The distribtuion of amount by count is on a log scale and is still skewed. However, this does give us a first impression of equal distribtuion between Sanders and Trump. Sanders, falling higher in scale below the <100 mark and Trump falling higher in the =800 mark.
This plot indicates how major cities contributed to the campaign. As you can see sanders has a median of roughly 27 dollars while Trump hwas a median around 50 dollars depending on the city. This shows a more uniform steady contribution for the sanders campaign while Trump’s is more all over the place. However, it looks to me like larger contributions were made for trump within the third quartile, while Sanders has heavier outliers.
This heat map shows a sample of 50 contributors for Bernie and Trujmp which shows a realtive equal pattern between contributions. While some are more left leaning and dmore right a majority fall into the purple category.
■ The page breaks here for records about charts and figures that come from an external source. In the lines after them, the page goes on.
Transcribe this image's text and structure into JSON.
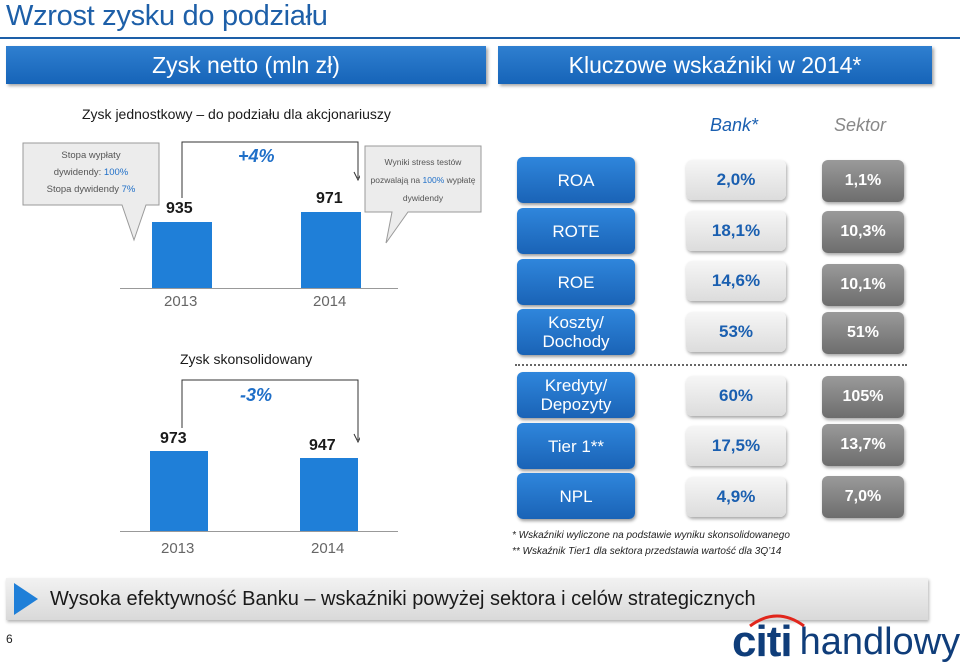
{
  "title": "Wzrost zysku do podziału",
  "banners": {
    "left": "Zysk netto (mln zł)",
    "right": "Kluczowe wskaźniki w 2014*"
  },
  "standalone": {
    "heading": "Zysk jednostkowy – do podziału dla akcjonariuszy",
    "change": "+4%",
    "values": [
      "935",
      "971"
    ],
    "years": [
      "2013",
      "2014"
    ],
    "callout_left": {
      "line1": "Stopa wypłaty",
      "line2_text": "dywidendy: ",
      "line2_val": "100%",
      "line3_text": "Stopa dywidendy ",
      "line3_val": "7%"
    },
    "callout_right": {
      "line1": "Wyniki stress testów",
      "line2_text": "pozwalają na ",
      "line2_val": "100%",
      "line2_end": " wypłatę",
      "line3": "dywidendy"
    }
  },
  "consolidated": {
    "heading": "Zysk skonsolidowany",
    "change": "-3%",
    "values": [
      "973",
      "947"
    ],
    "years": [
      "2013",
      "2014"
    ]
  },
  "kpi": {
    "col_bank": "Bank*",
    "col_sector": "Sektor",
    "rows": [
      {
        "label": "ROA",
        "bank": "2,0%",
        "sector": "1,1%"
      },
      {
        "label": "ROTE",
        "bank": "18,1%",
        "sector": "10,3%"
      },
      {
        "label": "ROE",
        "bank": "14,6%",
        "sector": "10,1%"
      },
      {
        "label": "Koszty/ Dochody",
        "bank": "53%",
        "sector": "51%"
      },
      {
        "label": "Kredyty/ Depozyty",
        "bank": "60%",
        "sector": "105%"
      },
      {
        "label": "Tier 1**",
        "bank": "17,5%",
        "sector": "13,7%"
      },
      {
        "label": "NPL",
        "bank": "4,9%",
        "sector": "7,0%"
      }
    ],
    "footnote1": "* Wskaźniki wyliczone na podstawie wyniku skonsolidowanego",
    "footnote2": "** Wskaźnik Tier1 dla sektora przedstawia wartość dla 3Q’14"
  },
  "bottom_message": "Wysoka efektywność Banku – wskaźniki powyżej sektora i celów strategicznych",
  "page_number": "6",
  "logo": {
    "citi": "citi",
    "handlowy": "handlowy"
  },
  "colors": {
    "accent": "#1f7fd8",
    "brand_red": "#e1261c",
    "sector_gray": "#7d7d7d"
  }
}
This report explores a dataset containing canidates and attributes for approximately 490,000 contributions in California during the 2016 election for President of the United States. Most of the explination within the data set was done with amount, date, canidate, occupation, name and location. I wanted to explore if certain regions were more impacted by Sander’s campaign or Trump’s campaign. And my conclusion would be that, yes, there were more contributions made with the Sanders campaign, However, I was surprised to see that there were still contributions made for the Trump campaign as well.
When I explored the data set the first thing that suprised me was the amoutn of refunds that were carried about by the Sander’s campaign, one of the largest be -10,500 dollars. While I know there are alot of rules pertaining to campaign contributions I wonder if it was a true rerfund or something that wasn’t done properly based on California contribtuion rules.
Sander’s campaign median level of donation fell around the 27 dollar mark, while Donald Trump’s campaign fell around the 50 dollar mark. I was pleased to see that Sanders was correct in using his footnote for his speeches. The thing that struck me the most about these contributions is that a large majority were done by peopel who were unemployed, which makes me quesetion, do people get more involved in elecion cycles when they are unemployed? Do poeple tend to not care about contributions when they are in fact employed? Does the upper middle class seem to not care about elections because they are comfortable with their stage in life? It’s an interesting analysis to appraoch.
Finally, I believe doing an analysis of a more red state and comparing Sander’s to Trump would be interesting, or a swing state. However, I choose this state because it is in fact where I live.